Und an einem schönen Novembertags kommen die Möbelwagen mit der Berliner Einrichtung an. Das Braunecker Schloß, das schon von unten bis oben voll ist, bemüht sich lange vergeblich, auch diese Happen noch zu schlucken. Wie die großen grauen Wagen sich im Schloßhof entleerten, alle Galerien voll Bilder und Spiegel standen, heimatlose Diwans ein verzweifeltes Unterkommen in der Schloßkapelle suchten, Kronleuchter in grauen Säcken unter den großen Bogen im Hofe lehnten, wurde der Fürstin erst die ganze Unwiderruflichkeit der Sache klar. Sie empfand, was eine junge stolze Bäurin empfindet, die sich plötzlich ins Altenteil versetzt sieht.
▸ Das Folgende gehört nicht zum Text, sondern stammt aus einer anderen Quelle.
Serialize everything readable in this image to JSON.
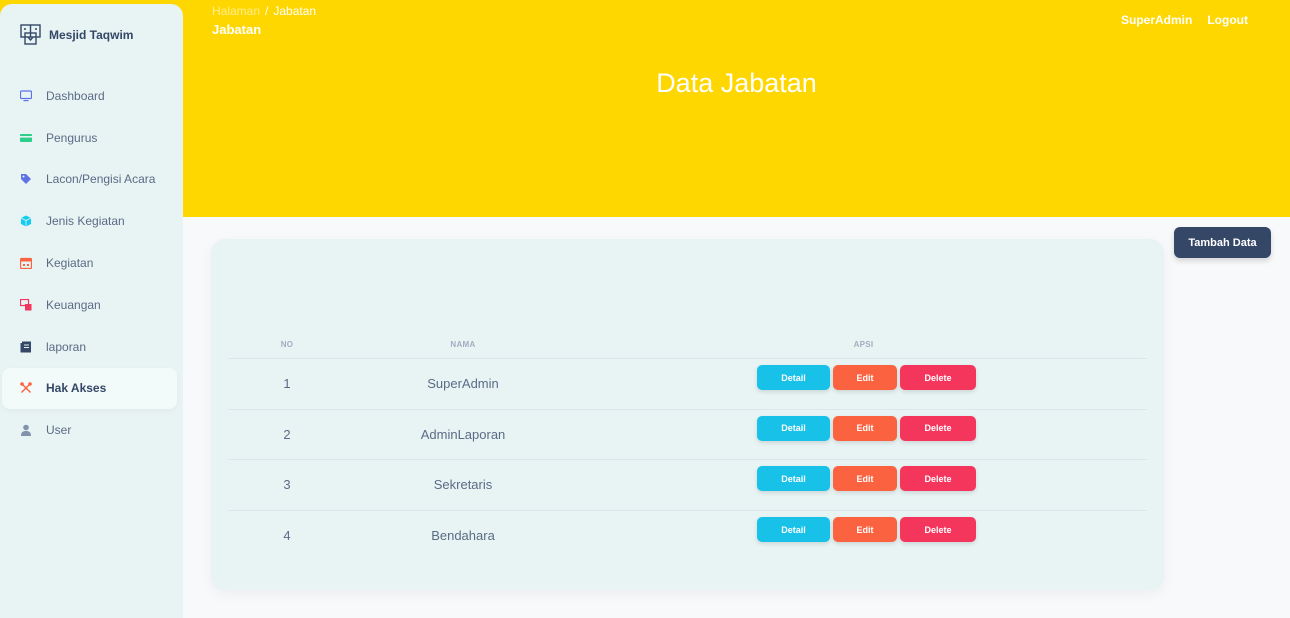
{
  "sidebar": {
    "brand": "Mesjid Taqwim",
    "items": [
      {
        "label": "Dashboard",
        "icon": "monitor-icon",
        "color": "#5e72e4"
      },
      {
        "label": "Pengurus",
        "icon": "credit-card-icon",
        "color": "#2dce89"
      },
      {
        "label": "Lacon/Pengisi Acara",
        "icon": "tag-icon",
        "color": "#5e72e4"
      },
      {
        "label": "Jenis Kegiatan",
        "icon": "box-icon",
        "color": "#11cdef"
      },
      {
        "label": "Kegiatan",
        "icon": "calendar-icon",
        "color": "#fb6340"
      },
      {
        "label": "Keuangan",
        "icon": "screen-icon",
        "color": "#f5365c"
      },
      {
        "label": "laporan",
        "icon": "document-icon",
        "color": "#344767"
      },
      {
        "label": "Hak Akses",
        "icon": "tools-icon",
        "color": "#fb6340"
      },
      {
        "label": "User",
        "icon": "user-icon",
        "color": "#8392ab"
      }
    ]
  },
  "header": {
    "breadcrumb_root": "Halaman",
    "breadcrumb_sep": "/",
    "breadcrumb_current": "Jabatan",
    "page_sub": "Jabatan",
    "user": "SuperAdmin",
    "logout": "Logout",
    "title": "Data Jabatan"
  },
  "toolbar": {
    "add_label": "Tambah Data"
  },
  "table": {
    "headers": {
      "no": "NO",
      "nama": "NAMA",
      "aksi": "APSI"
    },
    "rows": [
      {
        "no": "1",
        "nama": "SuperAdmin"
      },
      {
        "no": "2",
        "nama": "AdminLaporan"
      },
      {
        "no": "3",
        "nama": "Sekretaris"
      },
      {
        "no": "4",
        "nama": "Bendahara"
      }
    ],
    "buttons": {
      "detail": "Detail",
      "edit": "Edit",
      "delete": "Delete"
    }
  },
  "colors": {
    "header": "#ffd700",
    "sidebar": "#e8f3f3",
    "primary": "#344767",
    "detail": "#17c1e8",
    "edit": "#fb6340",
    "delete": "#f5365c"
  }
}
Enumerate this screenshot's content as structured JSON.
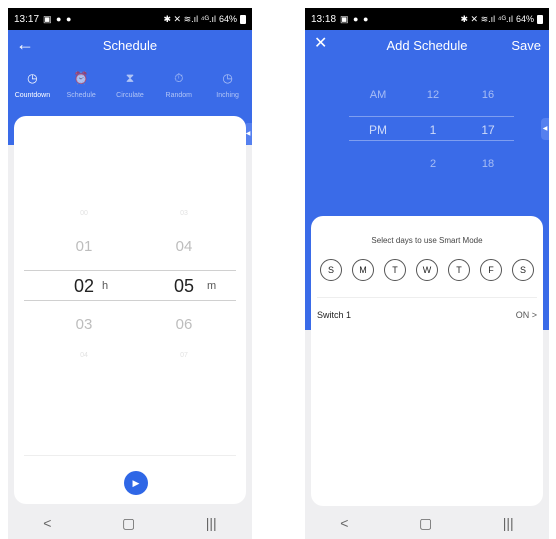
{
  "left": {
    "status": {
      "time": "13:17",
      "icons": "▣ ● ●",
      "right": "✱ ✕ ≋.ıl ⁴ᴳ.ıl",
      "battery": "64%"
    },
    "header": {
      "back": "←",
      "title": "Schedule"
    },
    "tabs": [
      {
        "label": "Countdown",
        "icon": "◷",
        "icon_name": "clock-icon"
      },
      {
        "label": "Schedule",
        "icon": "⏰",
        "icon_name": "alarm-icon"
      },
      {
        "label": "Circulate",
        "icon": "⧗",
        "icon_name": "hourglass-icon"
      },
      {
        "label": "Random",
        "icon": "⏱",
        "icon_name": "stopwatch-icon"
      },
      {
        "label": "Inching",
        "icon": "◷",
        "icon_name": "clock-icon"
      }
    ],
    "picker": {
      "hours": [
        "00",
        "01",
        "02",
        "03",
        "04"
      ],
      "minutes": [
        "03",
        "04",
        "05",
        "06",
        "07"
      ],
      "hour_unit": "h",
      "minute_unit": "m"
    },
    "play": "▶"
  },
  "right": {
    "status": {
      "time": "13:18",
      "icons": "▣ ● ●",
      "right": "✱ ✕ ≋.ıl ⁴ᴳ.ıl",
      "battery": "64%"
    },
    "header": {
      "close": "✕",
      "title": "Add Schedule",
      "save": "Save"
    },
    "time_picker": {
      "ampm": [
        "AM",
        "PM"
      ],
      "hours": [
        "12",
        "1",
        "2"
      ],
      "minutes": [
        "16",
        "17",
        "18"
      ]
    },
    "days_title": "Select days to use Smart Mode",
    "days": [
      "S",
      "M",
      "T",
      "W",
      "T",
      "F",
      "S"
    ],
    "switch": {
      "name": "Switch 1",
      "value": "ON",
      "chevron": ">"
    }
  },
  "nav": {
    "back": "<",
    "home": "▢",
    "recent": "|||"
  },
  "colors": {
    "primary": "#3a6be8",
    "background": "#efeff1",
    "card": "#ffffff"
  }
}
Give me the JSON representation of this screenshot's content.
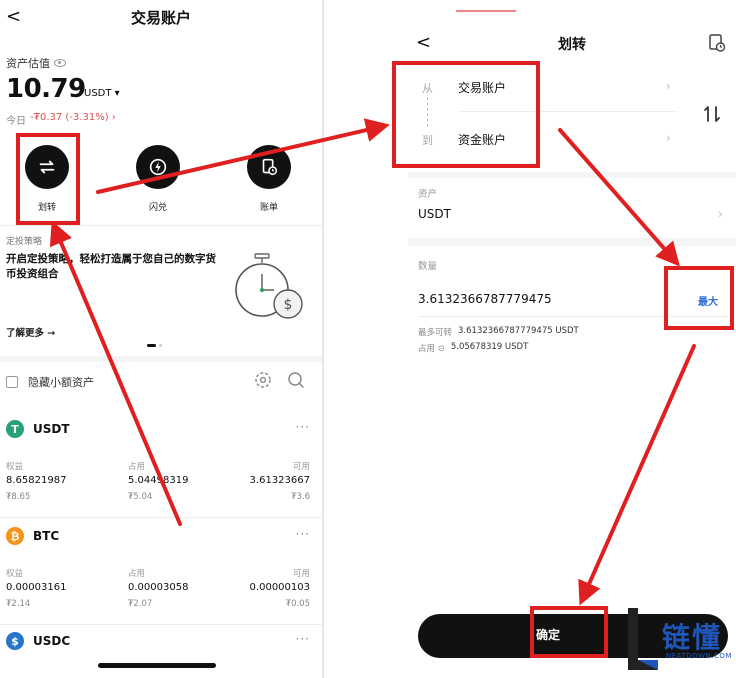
{
  "left": {
    "title": "交易账户",
    "back": "<",
    "estimate_label": "资产估值",
    "amount": "10.79",
    "unit": "USDT ▾",
    "today_label": "今日",
    "today_change": "-₮0.37 (-3.31%) ›",
    "actions": [
      {
        "label": "划转"
      },
      {
        "label": "闪兑"
      },
      {
        "label": "账单"
      }
    ],
    "strategy": {
      "tag": "定投策略",
      "text": "开启定投策略，轻松打造属于您自己的数字货币投资组合",
      "learn_more": "了解更多 →"
    },
    "hide_small": "隐藏小额资产",
    "assets": [
      {
        "name": "USDT",
        "icon_letter": "T",
        "icon_color": "#26a17b",
        "more": "···",
        "captions": [
          "权益",
          "占用",
          "可用"
        ],
        "values": [
          "8.65821987",
          "5.04498319",
          "3.61323667"
        ],
        "subs": [
          "₮8.65",
          "₮5.04",
          "₮3.6"
        ]
      },
      {
        "name": "BTC",
        "icon_letter": "₿",
        "icon_color": "#f7931a",
        "more": "···",
        "captions": [
          "权益",
          "占用",
          "可用"
        ],
        "values": [
          "0.00003161",
          "0.00003058",
          "0.00000103"
        ],
        "subs": [
          "₮2.14",
          "₮2.07",
          "₮0.05"
        ]
      },
      {
        "name": "USDC",
        "icon_letter": "$",
        "icon_color": "#2775ca",
        "more": "···"
      }
    ]
  },
  "right": {
    "back": "<",
    "title": "划转",
    "from_label": "从",
    "from_value": "交易账户",
    "to_label": "到",
    "to_value": "资金账户",
    "chevron": "›",
    "asset_label": "资产",
    "asset_value": "USDT",
    "qty_label": "数量",
    "qty_value": "3.6132366787779475",
    "max_label": "最大",
    "max_transfer_label": "最多可转",
    "max_transfer_value": "3.6132366787779475 USDT",
    "occupied_label": "占用 ⊙",
    "occupied_value": "5.05678319 USDT",
    "confirm": "确定"
  },
  "watermark": {
    "name": "链懂",
    "site": "NEATDOWN.COM",
    "color": "#1f56b8"
  },
  "colors": {
    "highlight": "#e02020",
    "accent_blue": "#2f6fd6",
    "negative": "#d9534f"
  }
}
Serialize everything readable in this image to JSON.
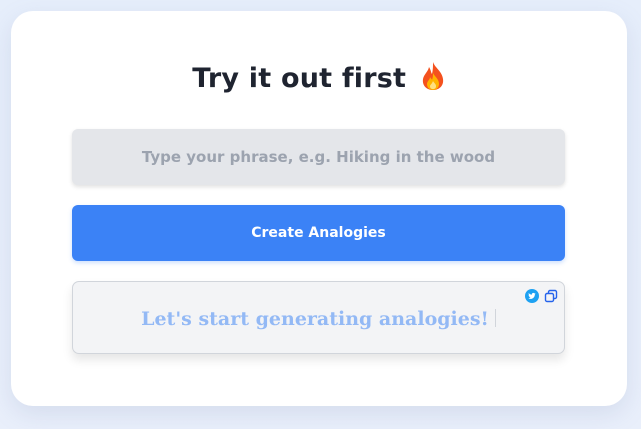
{
  "card": {
    "title": "Try it out first",
    "title_icon": "fire-icon"
  },
  "phrase_input": {
    "value": "",
    "placeholder": "Type your phrase, e.g. Hiking in the wood"
  },
  "create_button": {
    "label": "Create Analogies"
  },
  "output": {
    "text": "Let's start generating analogies!",
    "share_icon": "twitter-icon",
    "copy_icon": "copy-icon"
  },
  "colors": {
    "accent": "#3b82f6",
    "twitter": "#1da1f2",
    "output_text": "#93b9f5"
  }
}
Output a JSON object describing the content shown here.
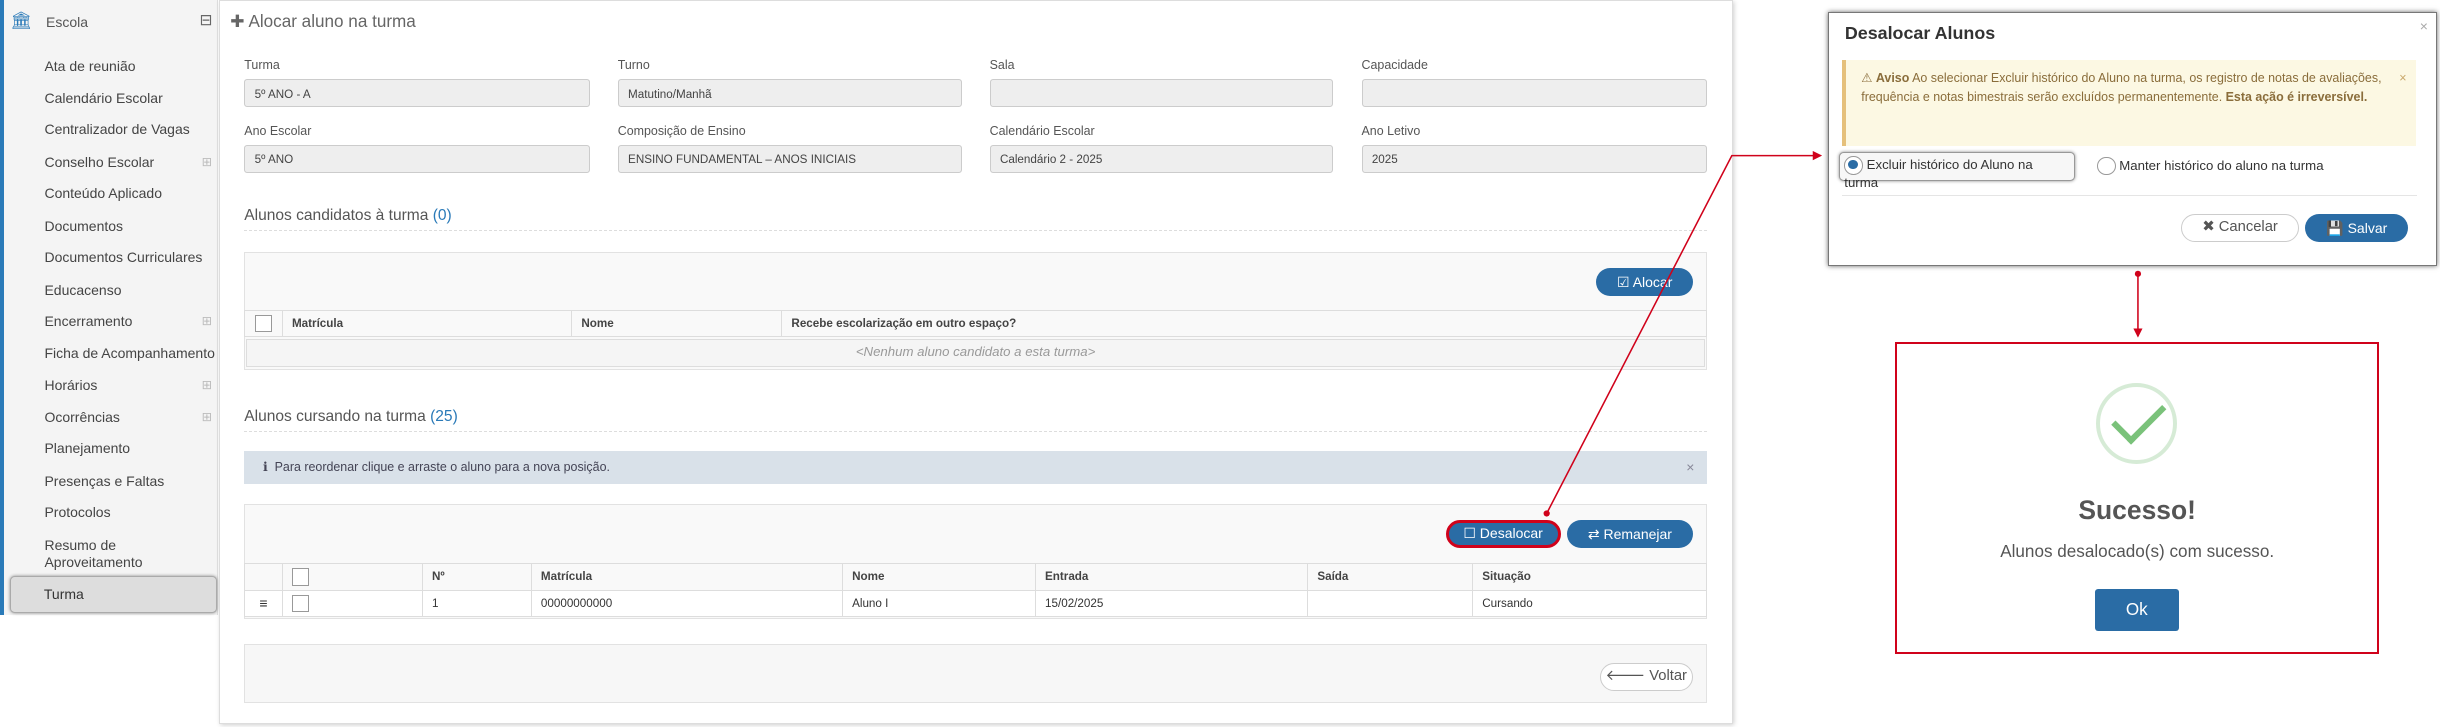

Brauneck ist ein Altenteil. Sie wird jetzt das Leben einer Matrone führen, immer im gleichen Kreislauf. Einige Besuche bei den Jagden, Empfänge, Wohltätigkeit. Keine amüsante Wohltätigkeit wie in Berlin, sondern von der tristen, ländlichen Sorte. Wo man gute Goldstücke hergibt, Krankenschwestern empfängt, Kinderschulen mit wimmelnden Kinderscharen in geschmacklosen Röckchen besichtigt. Die Möbelwagen, die sich da entleeren und immer neue verhüllte Gegenstände auswerfen, kommen ihr wie große graue Särge vor. Wenn sie abziehen, nehmen sie ihre Jugend mit.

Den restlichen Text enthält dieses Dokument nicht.